Lori Lightfoot, 56, the former president of independent civilian body the Chicago Police Board and a political outsider, faces Toni Preckwinkle, 72, a long-time local politician, in a runoff to become the 56th mayor of the third-largest U.S. city.
"I voted for Lori Lightfoot ... I think the other one, Preckwinkle, is in politics too long. You know, too much of a machine," said John Reyes, 71, speaking outside of a polling place in the Albany Park neighborhood.
The victor will become the first African-American woman to lead Chicago, a rarity in the United States, where only 6 percent of mayors in the 200 U.S. largest cities are women of color, according to the Reflective Democracy Campaign.
The two earned spots on the ballot after they garnered the most votes among 14 candidates in a February election. The winner will replace Rahm Emanuel, who announced in September that he was not seeking a third term.
Lightfoot would also become the first openly gay mayor in Chicago. She has never held political office, while Preckwinkle was a city councilwoman for almost 20 years before becoming Cook County board president in 2010.
Dennis Williams, a 57-year-old city employee from the Beverly neighborhood on the city's far South Side, said he prefers Preckwinkle because of her experience.
"People talk about change but don't understand that there is a lot to deal with on the day-to-day business, like snow plows," Williams said during an event on Saturday at the Rainbow PUSH headquarters, where both candidates agreed to unite after the election.
Tuesday's winner will take over a city ranked as one of the nation's most violent. Homicides in Chicago declined by more than a quarter in 2018 from its five-year high of 769 in 2016. But less than one out of five murders was solved in Chicago in the first half of 2018, according to local media.
"I have been very, very clear that this is unacceptable," Lightfoot said during a debate last week held by a local CBS affiliate. "Our detectives have to get out of their offices and get into the community."
Preckwinkle said the city must invest more in community policing and police training.
"The way crimes get solved is that officers get cooperation and collaboration from community members," she said.
Neither candidate has disclosed detailed plans for addressing a projected $252 million fiscal 2020 budget deficit and escalating pension payments that will top $2 billion in 2023.
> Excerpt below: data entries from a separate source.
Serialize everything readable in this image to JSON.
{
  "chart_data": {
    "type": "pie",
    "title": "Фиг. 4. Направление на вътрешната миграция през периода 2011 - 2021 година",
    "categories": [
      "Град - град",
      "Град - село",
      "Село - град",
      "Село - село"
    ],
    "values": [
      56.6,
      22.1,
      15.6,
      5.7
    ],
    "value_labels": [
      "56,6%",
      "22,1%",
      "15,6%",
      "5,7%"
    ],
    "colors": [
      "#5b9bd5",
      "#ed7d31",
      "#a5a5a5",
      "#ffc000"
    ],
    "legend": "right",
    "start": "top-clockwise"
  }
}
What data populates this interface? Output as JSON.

Preckwinkle and Lightfoot both support an elected rather than a currently appointed board to govern the debt-dependent Chicago Public Schools, which is controlled by the mayor.
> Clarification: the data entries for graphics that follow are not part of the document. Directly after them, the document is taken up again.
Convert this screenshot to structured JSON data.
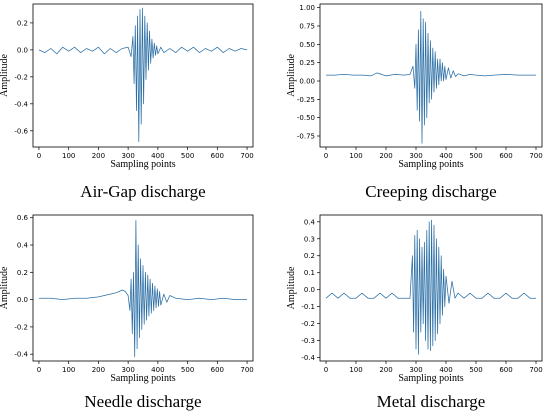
{
  "chart_data": [
    {
      "type": "line",
      "caption": "Air-Gap discharge",
      "xlabel": "Sampling points",
      "ylabel": "Amplitude",
      "xlim": [
        -20,
        720
      ],
      "ylim": [
        -0.72,
        0.34
      ],
      "xticks": [
        0,
        100,
        200,
        300,
        400,
        500,
        600,
        700
      ],
      "yticks": [
        0.2,
        0.0,
        -0.2,
        -0.4,
        -0.6
      ],
      "ytick_labels": [
        "0.2",
        "0.0",
        "-0.2",
        "-0.4",
        "-0.6"
      ],
      "series": [
        {
          "color": "#2a6ea5",
          "x": [
            0,
            20,
            40,
            60,
            80,
            100,
            120,
            140,
            160,
            180,
            200,
            220,
            240,
            260,
            280,
            300,
            310,
            316,
            320,
            324,
            328,
            332,
            336,
            340,
            344,
            348,
            352,
            356,
            360,
            364,
            368,
            372,
            376,
            380,
            384,
            388,
            392,
            396,
            400,
            410,
            420,
            440,
            460,
            480,
            500,
            520,
            540,
            560,
            580,
            600,
            620,
            640,
            660,
            680,
            700
          ],
          "values": [
            0.0,
            -0.02,
            0.01,
            -0.03,
            0.02,
            -0.01,
            0.02,
            -0.02,
            0.01,
            -0.01,
            0.02,
            -0.03,
            0.01,
            -0.02,
            0.01,
            0.02,
            -0.05,
            0.1,
            -0.25,
            0.18,
            -0.45,
            0.25,
            -0.68,
            0.3,
            -0.55,
            0.31,
            -0.4,
            0.25,
            -0.22,
            0.2,
            -0.15,
            0.14,
            -0.1,
            0.08,
            -0.06,
            0.05,
            -0.04,
            0.03,
            -0.03,
            0.02,
            -0.02,
            0.01,
            -0.02,
            0.02,
            -0.01,
            0.02,
            -0.02,
            0.01,
            -0.01,
            0.02,
            -0.02,
            0.01,
            -0.01,
            0.01,
            0.0
          ]
        }
      ]
    },
    {
      "type": "line",
      "caption": "Creeping discharge",
      "xlabel": "Sampling points",
      "ylabel": "Amplitude",
      "xlim": [
        -20,
        720
      ],
      "ylim": [
        -0.9,
        1.05
      ],
      "xticks": [
        0,
        100,
        200,
        300,
        400,
        500,
        600,
        700
      ],
      "yticks": [
        1.0,
        0.75,
        0.5,
        0.25,
        0.0,
        -0.25,
        -0.5,
        -0.75
      ],
      "ytick_labels": [
        "1.00",
        "0.75",
        "0.50",
        "0.25",
        "0.00",
        "-0.25",
        "-0.50",
        "-0.75"
      ],
      "series": [
        {
          "color": "#2a6ea5",
          "x": [
            0,
            30,
            60,
            90,
            120,
            150,
            170,
            200,
            230,
            260,
            280,
            290,
            296,
            300,
            304,
            308,
            312,
            316,
            320,
            324,
            328,
            332,
            336,
            340,
            344,
            348,
            352,
            356,
            360,
            364,
            368,
            372,
            376,
            380,
            384,
            388,
            392,
            396,
            400,
            408,
            416,
            424,
            432,
            440,
            460,
            480,
            500,
            530,
            560,
            600,
            640,
            680,
            700
          ],
          "values": [
            0.08,
            0.08,
            0.09,
            0.08,
            0.08,
            0.07,
            0.11,
            0.07,
            0.09,
            0.08,
            0.09,
            0.2,
            -0.1,
            0.5,
            -0.4,
            0.7,
            -0.55,
            0.95,
            -0.85,
            0.85,
            -0.6,
            0.8,
            -0.5,
            0.65,
            -0.3,
            0.55,
            -0.25,
            0.45,
            -0.15,
            0.4,
            -0.1,
            0.3,
            -0.05,
            0.3,
            0.0,
            0.25,
            0.0,
            0.2,
            0.02,
            0.18,
            0.04,
            0.14,
            0.06,
            0.1,
            0.07,
            0.09,
            0.08,
            0.07,
            0.08,
            0.09,
            0.08,
            0.08,
            0.08
          ]
        }
      ]
    },
    {
      "type": "line",
      "caption": "Needle discharge",
      "xlabel": "Sampling points",
      "ylabel": "Amplitude",
      "xlim": [
        -20,
        720
      ],
      "ylim": [
        -0.45,
        0.62
      ],
      "xticks": [
        0,
        100,
        200,
        300,
        400,
        500,
        600,
        700
      ],
      "yticks": [
        0.6,
        0.4,
        0.2,
        0.0,
        -0.2,
        -0.4
      ],
      "ytick_labels": [
        "0.6",
        "0.4",
        "0.2",
        "0.0",
        "-0.2",
        "-0.4"
      ],
      "series": [
        {
          "color": "#2a6ea5",
          "x": [
            0,
            40,
            80,
            120,
            160,
            200,
            220,
            240,
            260,
            280,
            290,
            300,
            306,
            310,
            314,
            318,
            322,
            326,
            330,
            334,
            338,
            342,
            346,
            350,
            354,
            358,
            362,
            366,
            370,
            374,
            378,
            382,
            386,
            390,
            394,
            398,
            402,
            406,
            410,
            420,
            430,
            440,
            460,
            500,
            540,
            580,
            620,
            660,
            700
          ],
          "values": [
            0.01,
            0.01,
            0.0,
            0.01,
            0.01,
            0.02,
            0.03,
            0.04,
            0.05,
            0.07,
            0.06,
            0.03,
            -0.08,
            0.15,
            -0.25,
            0.2,
            -0.42,
            0.58,
            -0.36,
            0.4,
            -0.28,
            0.3,
            -0.22,
            0.25,
            -0.18,
            0.2,
            -0.15,
            0.18,
            -0.12,
            0.15,
            -0.1,
            0.12,
            -0.08,
            0.1,
            -0.06,
            0.08,
            -0.05,
            0.06,
            -0.04,
            0.04,
            -0.02,
            0.03,
            0.01,
            0.0,
            0.01,
            0.0,
            0.01,
            0.0,
            0.0
          ]
        }
      ]
    },
    {
      "type": "line",
      "caption": "Metal discharge",
      "xlabel": "Sampling points",
      "ylabel": "Amplitude",
      "xlim": [
        -20,
        720
      ],
      "ylim": [
        -0.42,
        0.44
      ],
      "xticks": [
        0,
        100,
        200,
        300,
        400,
        500,
        600,
        700
      ],
      "yticks": [
        0.4,
        0.3,
        0.2,
        0.1,
        0.0,
        -0.1,
        -0.2,
        -0.3,
        -0.4
      ],
      "ytick_labels": [
        "0.4",
        "0.3",
        "0.2",
        "0.1",
        "0.0",
        "-0.1",
        "-0.2",
        "-0.3",
        "-0.4"
      ],
      "series": [
        {
          "color": "#2a6ea5",
          "x": [
            0,
            20,
            40,
            60,
            80,
            100,
            120,
            140,
            160,
            180,
            200,
            220,
            240,
            260,
            280,
            288,
            292,
            296,
            300,
            304,
            308,
            312,
            316,
            320,
            324,
            328,
            332,
            336,
            340,
            344,
            348,
            352,
            356,
            360,
            364,
            368,
            372,
            376,
            380,
            384,
            388,
            392,
            396,
            400,
            410,
            420,
            430,
            440,
            460,
            480,
            500,
            520,
            540,
            560,
            580,
            600,
            620,
            640,
            660,
            680,
            700
          ],
          "values": [
            -0.05,
            -0.02,
            -0.05,
            -0.02,
            -0.05,
            -0.05,
            -0.02,
            -0.05,
            -0.05,
            -0.02,
            -0.05,
            -0.02,
            -0.05,
            -0.05,
            -0.05,
            0.2,
            -0.25,
            0.32,
            -0.35,
            0.35,
            -0.38,
            0.3,
            -0.25,
            0.25,
            -0.2,
            0.28,
            -0.3,
            0.35,
            -0.35,
            0.4,
            -0.36,
            0.41,
            -0.33,
            0.38,
            -0.3,
            0.3,
            -0.26,
            0.25,
            -0.2,
            0.2,
            -0.15,
            0.12,
            -0.1,
            0.08,
            -0.08,
            0.05,
            -0.05,
            -0.02,
            -0.05,
            -0.02,
            -0.05,
            -0.05,
            -0.02,
            -0.05,
            -0.05,
            -0.02,
            -0.05,
            -0.05,
            -0.02,
            -0.05,
            -0.05
          ]
        }
      ]
    }
  ]
}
The next mayor will be expected to deliver on a campaign promise to reform the police department currently under court-appointed oversight to address a 2017 Justice Department finding of widespread excessive force and racial bias by officers.
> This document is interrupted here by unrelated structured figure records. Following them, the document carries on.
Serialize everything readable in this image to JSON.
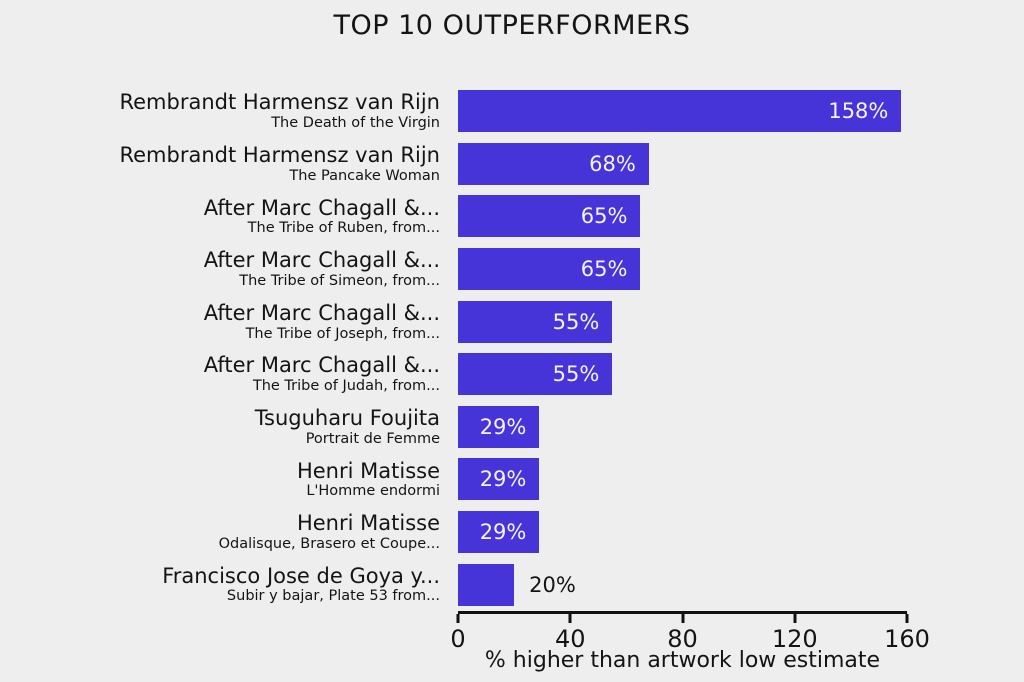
{
  "title": "TOP 10 OUTPERFORMERS",
  "chart_data": {
    "type": "bar",
    "orientation": "horizontal",
    "title": "TOP 10 OUTPERFORMERS",
    "xlabel": "% higher than artwork low estimate",
    "xlim": [
      0,
      160
    ],
    "xticks": [
      0,
      40,
      80,
      120,
      160
    ],
    "grid": false,
    "legend": "none",
    "bar_color": "#4634D9",
    "background_color": "#EFEEEE",
    "categories": [
      "Rembrandt Harmensz van Rijn",
      "Rembrandt Harmensz van Rijn",
      "After Marc Chagall &...",
      "After Marc Chagall &...",
      "After Marc Chagall &...",
      "After Marc Chagall &...",
      "Tsuguharu Foujita",
      "Henri Matisse",
      "Henri Matisse",
      "Francisco Jose de Goya y..."
    ],
    "subcategories": [
      "The Death of the Virgin",
      "The Pancake Woman",
      "The Tribe of Ruben, from...",
      "The Tribe of Simeon, from...",
      "The Tribe of Joseph, from...",
      "The Tribe of Judah, from...",
      "Portrait de Femme",
      "L'Homme endormi",
      "Odalisque, Brasero et Coupe...",
      "Subir y bajar, Plate 53 from..."
    ],
    "values": [
      158,
      68,
      65,
      65,
      55,
      55,
      29,
      29,
      29,
      20
    ],
    "bar_labels": [
      "158%",
      "68%",
      "65%",
      "65%",
      "55%",
      "55%",
      "29%",
      "29%",
      "29%",
      "20%"
    ],
    "label_positions": [
      "inside",
      "inside",
      "inside",
      "inside",
      "inside",
      "inside",
      "inside",
      "inside",
      "inside",
      "outside"
    ]
  },
  "colors": {
    "bar": "#4634D9",
    "background": "#EFEEEE",
    "text": "#141414",
    "bar_label_inside": "#F4F3FB"
  }
}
On day one, the new mayor will also have to find a way to ease tension between the police department and state's attorney after prosecutors decided to drop charges against actor Jussie Smollett, who was accused of staging a hate crime attack.
Both candidates are calling for a fuller explanation from the state's attorney's office regarding the case.
"Whomever gets in will have a hard time," said retired mailman Gary Muckle, 77, after voting for Lightfoot this weekend.